Abituato a foraggiare il suo popolo con lettere e comunicati, sui quali politologi e studiosi sprecano parole di giubilo e gli studenti universitari stilano tesi di laurea, Marcos lancia un nuovo messaggio: il sesso è l’anima della rivoluzione. Il subcomandante, da vero rivoluzionario, sa che il fine giustifica i mezzi. Infatti usa le armi e la violenza dei suoi guerriglieri per liberare il globo dalla guerra. Usa Internet e la rete per combattere la globalizzazione. Usa il vituperato mercato (quel «crimine di lesa umanità chiamato capitalismo») per raccogliere fondi contro il sistema neoliberista. Marcos è uno che sa abbastanza bene come funziona il sistema per prendersene gioco. Uno che di se stesso dice: «Io non esisto nel mondo reale, io esisto solo come mito» dimostra di essere molto più ironico di tanti che pensano di essere dei miti e invece esistono solo nel mondo reale.

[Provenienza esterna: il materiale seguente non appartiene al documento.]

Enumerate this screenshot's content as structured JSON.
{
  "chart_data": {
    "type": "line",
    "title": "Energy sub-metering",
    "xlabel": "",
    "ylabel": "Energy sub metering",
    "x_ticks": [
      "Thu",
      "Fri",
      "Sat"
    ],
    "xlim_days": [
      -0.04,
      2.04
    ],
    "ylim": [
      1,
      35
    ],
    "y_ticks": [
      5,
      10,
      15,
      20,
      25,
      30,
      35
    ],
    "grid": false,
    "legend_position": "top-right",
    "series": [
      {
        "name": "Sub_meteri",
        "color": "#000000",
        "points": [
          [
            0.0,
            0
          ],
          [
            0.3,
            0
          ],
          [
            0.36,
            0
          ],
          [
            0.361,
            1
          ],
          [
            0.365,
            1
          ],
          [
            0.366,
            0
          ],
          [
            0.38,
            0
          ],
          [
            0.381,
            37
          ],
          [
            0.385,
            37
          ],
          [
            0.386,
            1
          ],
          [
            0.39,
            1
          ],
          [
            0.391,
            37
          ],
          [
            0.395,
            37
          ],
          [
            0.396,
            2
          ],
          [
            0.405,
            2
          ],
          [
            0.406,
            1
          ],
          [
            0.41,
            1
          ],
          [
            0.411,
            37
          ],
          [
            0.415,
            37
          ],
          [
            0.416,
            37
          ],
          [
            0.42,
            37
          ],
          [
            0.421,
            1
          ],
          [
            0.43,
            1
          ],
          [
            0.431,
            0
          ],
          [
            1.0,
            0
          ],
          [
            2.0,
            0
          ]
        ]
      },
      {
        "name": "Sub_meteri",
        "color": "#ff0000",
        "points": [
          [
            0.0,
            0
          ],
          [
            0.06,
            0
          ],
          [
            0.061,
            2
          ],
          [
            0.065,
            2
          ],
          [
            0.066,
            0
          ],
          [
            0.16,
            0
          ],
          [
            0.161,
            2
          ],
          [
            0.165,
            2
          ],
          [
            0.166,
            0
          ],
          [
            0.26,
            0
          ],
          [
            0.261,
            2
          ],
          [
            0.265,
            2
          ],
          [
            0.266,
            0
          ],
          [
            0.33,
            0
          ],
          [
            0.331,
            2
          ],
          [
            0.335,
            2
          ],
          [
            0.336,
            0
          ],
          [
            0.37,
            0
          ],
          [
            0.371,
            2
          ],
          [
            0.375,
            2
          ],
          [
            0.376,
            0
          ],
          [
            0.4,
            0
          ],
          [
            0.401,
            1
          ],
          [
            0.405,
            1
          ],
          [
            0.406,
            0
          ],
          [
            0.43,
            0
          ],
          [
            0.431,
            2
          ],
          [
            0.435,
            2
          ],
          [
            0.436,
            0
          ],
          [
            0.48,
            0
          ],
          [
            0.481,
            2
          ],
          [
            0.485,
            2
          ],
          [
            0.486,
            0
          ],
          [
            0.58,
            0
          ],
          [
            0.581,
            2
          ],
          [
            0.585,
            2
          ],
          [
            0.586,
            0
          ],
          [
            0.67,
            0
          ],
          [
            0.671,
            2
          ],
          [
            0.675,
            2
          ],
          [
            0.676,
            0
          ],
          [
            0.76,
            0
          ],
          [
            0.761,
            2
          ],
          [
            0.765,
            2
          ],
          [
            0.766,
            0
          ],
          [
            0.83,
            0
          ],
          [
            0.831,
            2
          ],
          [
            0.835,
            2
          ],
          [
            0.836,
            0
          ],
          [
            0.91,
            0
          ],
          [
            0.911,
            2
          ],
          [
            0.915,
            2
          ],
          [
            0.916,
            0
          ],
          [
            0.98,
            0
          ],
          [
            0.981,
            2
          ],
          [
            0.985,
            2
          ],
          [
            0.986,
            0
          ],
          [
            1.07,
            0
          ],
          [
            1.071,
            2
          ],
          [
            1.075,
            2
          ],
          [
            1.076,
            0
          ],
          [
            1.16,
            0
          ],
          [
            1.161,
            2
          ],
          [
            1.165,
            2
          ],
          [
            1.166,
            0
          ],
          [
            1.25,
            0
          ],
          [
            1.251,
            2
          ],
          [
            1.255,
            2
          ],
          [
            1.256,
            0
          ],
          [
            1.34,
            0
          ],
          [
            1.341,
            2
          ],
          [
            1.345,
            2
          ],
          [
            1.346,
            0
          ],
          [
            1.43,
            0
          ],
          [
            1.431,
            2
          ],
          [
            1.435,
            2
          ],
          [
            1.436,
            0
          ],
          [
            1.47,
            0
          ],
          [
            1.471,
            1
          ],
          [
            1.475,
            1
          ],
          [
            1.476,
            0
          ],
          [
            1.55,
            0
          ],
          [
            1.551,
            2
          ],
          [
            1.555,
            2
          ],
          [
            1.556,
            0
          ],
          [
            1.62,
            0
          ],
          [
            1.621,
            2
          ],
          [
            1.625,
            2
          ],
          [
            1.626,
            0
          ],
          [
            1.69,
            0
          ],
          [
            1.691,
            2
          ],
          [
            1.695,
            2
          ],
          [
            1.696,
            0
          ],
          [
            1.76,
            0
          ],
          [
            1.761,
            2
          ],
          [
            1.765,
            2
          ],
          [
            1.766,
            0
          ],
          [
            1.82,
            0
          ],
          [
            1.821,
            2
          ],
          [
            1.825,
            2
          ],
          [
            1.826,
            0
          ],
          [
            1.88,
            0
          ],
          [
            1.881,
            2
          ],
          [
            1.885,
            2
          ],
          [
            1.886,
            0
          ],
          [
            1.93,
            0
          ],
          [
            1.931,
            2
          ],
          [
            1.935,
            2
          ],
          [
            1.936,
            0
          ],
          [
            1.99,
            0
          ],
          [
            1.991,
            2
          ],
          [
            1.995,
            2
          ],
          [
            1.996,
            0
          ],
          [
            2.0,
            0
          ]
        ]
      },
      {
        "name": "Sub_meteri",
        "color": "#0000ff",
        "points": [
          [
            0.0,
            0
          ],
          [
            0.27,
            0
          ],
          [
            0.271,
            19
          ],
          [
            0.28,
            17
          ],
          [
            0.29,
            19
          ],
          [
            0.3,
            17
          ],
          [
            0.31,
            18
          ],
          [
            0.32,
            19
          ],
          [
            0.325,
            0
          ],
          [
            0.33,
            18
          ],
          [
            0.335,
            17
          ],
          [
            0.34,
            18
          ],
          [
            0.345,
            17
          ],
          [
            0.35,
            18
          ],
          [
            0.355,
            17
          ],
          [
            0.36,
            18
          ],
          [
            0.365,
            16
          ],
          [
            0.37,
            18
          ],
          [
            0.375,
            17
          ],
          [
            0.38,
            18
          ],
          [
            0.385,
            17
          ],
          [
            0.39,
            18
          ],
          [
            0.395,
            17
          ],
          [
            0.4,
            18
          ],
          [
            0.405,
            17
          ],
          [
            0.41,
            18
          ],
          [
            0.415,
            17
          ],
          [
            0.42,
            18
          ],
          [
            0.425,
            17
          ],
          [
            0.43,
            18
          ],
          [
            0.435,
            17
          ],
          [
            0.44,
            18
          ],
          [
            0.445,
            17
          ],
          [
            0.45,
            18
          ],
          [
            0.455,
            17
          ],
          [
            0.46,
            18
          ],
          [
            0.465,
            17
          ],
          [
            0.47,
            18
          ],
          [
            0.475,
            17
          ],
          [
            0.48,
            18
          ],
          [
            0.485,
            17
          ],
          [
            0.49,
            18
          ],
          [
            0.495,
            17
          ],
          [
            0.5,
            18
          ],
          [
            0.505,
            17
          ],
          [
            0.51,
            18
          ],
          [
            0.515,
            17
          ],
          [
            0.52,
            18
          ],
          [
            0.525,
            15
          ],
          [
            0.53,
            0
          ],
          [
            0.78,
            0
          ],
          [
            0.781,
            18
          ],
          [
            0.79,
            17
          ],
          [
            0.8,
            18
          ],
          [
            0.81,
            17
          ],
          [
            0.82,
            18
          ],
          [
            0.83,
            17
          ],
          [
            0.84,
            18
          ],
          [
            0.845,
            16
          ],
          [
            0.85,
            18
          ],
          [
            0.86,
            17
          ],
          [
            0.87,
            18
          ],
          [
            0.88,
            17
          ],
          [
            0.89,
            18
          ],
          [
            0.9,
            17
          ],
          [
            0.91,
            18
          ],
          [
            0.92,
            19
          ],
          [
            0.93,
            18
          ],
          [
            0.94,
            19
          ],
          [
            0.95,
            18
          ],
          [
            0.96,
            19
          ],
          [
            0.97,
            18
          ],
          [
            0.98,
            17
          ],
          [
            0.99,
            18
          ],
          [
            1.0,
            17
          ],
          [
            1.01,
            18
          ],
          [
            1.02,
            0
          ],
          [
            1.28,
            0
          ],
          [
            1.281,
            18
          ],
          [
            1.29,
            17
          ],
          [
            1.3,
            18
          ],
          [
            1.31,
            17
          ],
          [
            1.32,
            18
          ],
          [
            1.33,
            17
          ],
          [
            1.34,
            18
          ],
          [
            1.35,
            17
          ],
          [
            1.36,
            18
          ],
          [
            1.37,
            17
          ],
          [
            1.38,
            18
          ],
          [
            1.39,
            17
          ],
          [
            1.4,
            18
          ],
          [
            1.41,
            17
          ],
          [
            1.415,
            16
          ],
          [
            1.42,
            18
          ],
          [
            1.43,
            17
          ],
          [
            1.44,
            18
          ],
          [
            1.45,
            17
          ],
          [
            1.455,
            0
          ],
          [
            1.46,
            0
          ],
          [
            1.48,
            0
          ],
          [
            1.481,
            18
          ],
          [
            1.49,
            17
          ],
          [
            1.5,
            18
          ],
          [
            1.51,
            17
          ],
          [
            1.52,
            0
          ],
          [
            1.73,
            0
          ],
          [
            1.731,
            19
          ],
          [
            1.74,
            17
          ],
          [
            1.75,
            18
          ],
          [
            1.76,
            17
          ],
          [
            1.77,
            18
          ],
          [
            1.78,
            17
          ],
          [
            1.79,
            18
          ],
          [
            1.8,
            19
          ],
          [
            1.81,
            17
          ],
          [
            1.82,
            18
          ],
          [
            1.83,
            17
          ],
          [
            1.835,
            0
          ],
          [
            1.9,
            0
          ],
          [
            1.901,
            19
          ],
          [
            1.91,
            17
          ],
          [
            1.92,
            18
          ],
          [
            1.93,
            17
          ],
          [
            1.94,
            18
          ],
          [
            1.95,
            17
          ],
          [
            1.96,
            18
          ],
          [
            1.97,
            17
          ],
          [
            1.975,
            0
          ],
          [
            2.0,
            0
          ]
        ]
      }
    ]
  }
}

Lui non si prende sul serio. Ma chi glielo spiega ora ai milioni di adepti, ai «comitati Chiapas» e vari gruppi terzomondisti e alla vasta rete di idolatri via Web? Vacilla Walter Veltroni: da fonti bene informate siamo venuti a sapere che il sindaco di Roma stia pensando di abbandonare i temi terzomondisti per darsi al porno. Mentre Fausto Bertinotti, il verde Paolo Cento, i ministri Pecoraro Scanio e Paolo Ferrero pare accarezzino l’idea di scrivere romanzi hard e commedie sexy. Contatti sono già in corso con le principali case editrici. La rivoluzione erotica bussa alla porta (della camera da letto).